64-tonowy zestaw z drewnem na trasie S5 – imponujący sprzęt oraz 32 tys. zł kary

Gdy przekroczone są naciski osi oraz DMC całego pojazdu, kara może zostać wystawiona z tytułu dwóch różnych ustaw. Stąd też wyjątkowo wysoki wynik, który podano w komunikacie ze środowej kontroli na trasie S5.

Zatrzymany pod Gnieznem zestaw miał konfigurację, którego nie powstydziliby się przewoźnicy z najbardziej północnych zakątków Europy. Scania z napędem 6×6 ciągnęła czteroosiową naczepę z bliźniakami, tworząc konfigurację na łącznie 26 oponach. Techniczne możliwości takiego pojazdu na pewno nie należały do małych i przewoźnik najwyraźniej postanowił zrobić z nich użytek, zabierając drewno sosnowe o objętości niemal 43 m3.

Taka ilość ładunku przełożyła się na 64,3 tony masy całkowitej. O 3,8 tony przekroczono nacisk podwójnej osi napędowej (22,8 zamiast 19 ton), podczas gdy długość zestawu przekraczała normy o niecały metr. Kierowcy zarzucono też brak wpisów manualnych w tachografie oraz dwukrotne przekroczenie dopuszczalnego czasu prowadzenia. Choć te ostatnie przekroczenia były naprawdę minimalne, nie wynosząc nawet 30 minut.

Kierowca otrzymał mandat karny z wysokości 300 złotych. Musiał też wykonać dodatkową pracę, by przeładować nadmiar drewna na inny zestaw. Za to przewoźnik musi przygotować się na ponad stukrotnie wyższy wydatek. Grozą mu bowiem kary administracyjne w wysokości 31 950 złotych.

Oto komunikat WITD Poznań:

25 maja na zachodniej obwodnicy Gniezna, na drodze ekspresowej S5, inspektorzy z miejscowego oddziału ITD zatrzymali do kontroli nienormatywny zespół pojazdów, którym przewożone było drewno sosnowe w pięciu stosach. Kierowca przewoził 42,78 m³ drewna i aż o 60,75 proc. przekroczył dopuszczalną masę całkowitą pojazdu. Zamiast dozwolonych 40 t wagi wykazały 64,3 t, czyli o 24,3 t za dużo. Nacisk podwójnej osi napędowej pojazdu ciężarowego wyniósł 22,8 t i o 3,8 t przekroczył normę, z kolei długość zespołu pojazdów była prawie o metr większa od dozwolonej. Nie było też pojazdu pilotującego ten przewóz.

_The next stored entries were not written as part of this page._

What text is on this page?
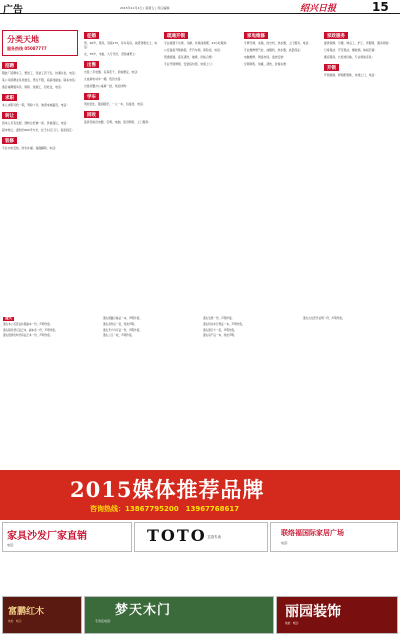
广告	2015年12月4日 | 星期五 | 责任编辑：	绍兴日报	15
分类天地
服务热线 05087777
招聘
服装厂招聘车工、整烫工、包装工若干名，待遇从优，电话：
某公司招聘业务员数名，男女不限，底薪加提成，联系电话：
酒店诚聘服务员、厨师、洗碗工，包吃住，电话：
求职
本人求职司机一职，驾龄十年，熟悉本地路况，电话：
转让
因本人另有发展，现转让旺铺一间，价格面议，电话：
超市转让，面积约200平方米，位于小区门口，客流稳定：
装修
专业水电安装、防水补漏、墙面翻新，电话：
征婚
男，40岁，离异，身高175，有车有房，诚觅贤惠女士，电话：
女，35岁，未婚，大专学历，觅稳重男士：
出售
出售二手电器、家具若干，价格便宜，电话：
九成新电动车一辆，低价出售：
出售闲置办公桌椅一批，欢迎选购：
学车
驾校招生，随到随学，一人一车，包接送，电话：
回收
高价回收旧电器、空调、电脑、废旧物资，上门服务：
疏通开锁
专业疏通下水道、马桶、化粪池清理，24小时服务：
公安备案开锁换锁，开汽车锁、保险柜，电话：
管道疏通、高压清洗、抽粪，价格合理：
专业开锁修锁，安装指纹锁，快速上门：
家电维修
专修空调、冰箱、洗衣机、热水器，上门服务，电话：
专业维修燃气灶、油烟机、热水器，质量保证：
电脑维修、网络布线、监控安装：
空调移机、加氟、清洗，价格实惠：
家政服务
提供保姆、月嫂、钟点工、护工、育婴师，服务周到：
日常保洁、开荒保洁、擦玻璃、地板打蜡：
搬家服务，长短途运输，专业拆装家具：
开锁
开锁换锁、修锁配钥匙，快速上门，电话：

遗失

遗失本公司营业执照副本一份，声明作废。

遗失税务登记证正本、副本各一份，声明作废。

遗失组织机构代码证正本一份，声明作废。

遗失道路运输证一本，声明作废。

遗失身份证一张，特此声明。

遗失开户许可证一份，声明作废。

遗失公章一枚，声明作废。

遗失发票一份，声明作废。

遗失机动车行驶证一本，声明作废。

遗失银行卡一张，声明作废。

遗失房产证一本，特此声明。

遗失出生医学证明一份，声明作废。

2015媒体推荐品牌
咨询热线：13867795200　13967768617
家具沙发厂家直销
电话：	TOTO 卫浴专卖	联络福国际家居广场
电话：
富鹏红木
地址：电话：
梦天木门
专卖店电话：
丽园装饰
地址：电话：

Kierowca przekroczył też czas prowadzenia pojazdu bez przerwy. Dwa razy jechał poniżej trzydziestu minut poza dopuszczalnym dla niego czasem prowadzenia pojazdu. Nie wprowadzał również danych na kartę kierowcy. Przewoźnika czeka postępowanie administracyjne zagrożone karą pieniężna w wysokości w sumie 31 tys. 950 zł, a kierowca otrzymał 300 zł mandatu i musiał usunąć stwierdzone naruszenia, czyli przeładować nadmiar drewna na inny podstawiony zespół pojazdów.